Speaking to The Sun newspaper, he said: "When you've got dogs crapping on the kitchen floor and a small child, you think, 'I wouldn't mind being able to sort my own diary'. It's a pragmatic, boring reason but a compelling one at this stage of life."

It comes after the 'Somewhere Only We Know' hitmaker previously admitted he and former band mate Tim Rice-Oxley have a "complicated relationship" which would need to be repaired before a reunion could be discussed.

He said: "Me and Tim have a really complicated relationship. We have great love and respect, but there are other elements in that relationship. I think in order to do something with Keane we would have to explore ways to make it a happy and positive experience again. And at the moment it doesn't feel for me it's the right thing to be doing."

Tom saw his life spiral out of control in the mid-2000s due to his addictions to drink and drugs, and after picking himself back up again, he suffered a relapse two years ago.
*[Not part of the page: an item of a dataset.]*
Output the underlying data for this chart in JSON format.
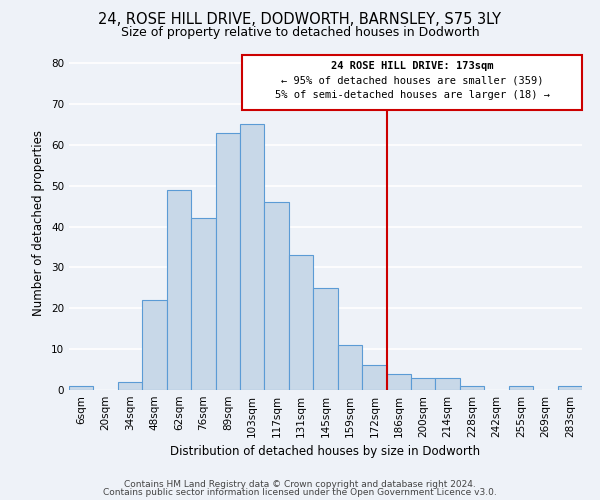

His decision to pursue a solo career and keep Keane in the past could be down to a fear he may relapse again, as he recently admitted he wanted to put his past behind him and set a "good example" for his daughter.

He said: "Addiction is a passive-aggressive way of expressing myself. It can be a very sadomasochistic way of living life. But now I am a father, I can finally face things and it's a chance to be a good example. I wasn't available for Freya and I was incredibly sad about it.

"But I am on the other side of that now. I know there is a little part of me in her and I can't always protect her from everything. But I'm an open book and am happy to talk to my family about my past problems."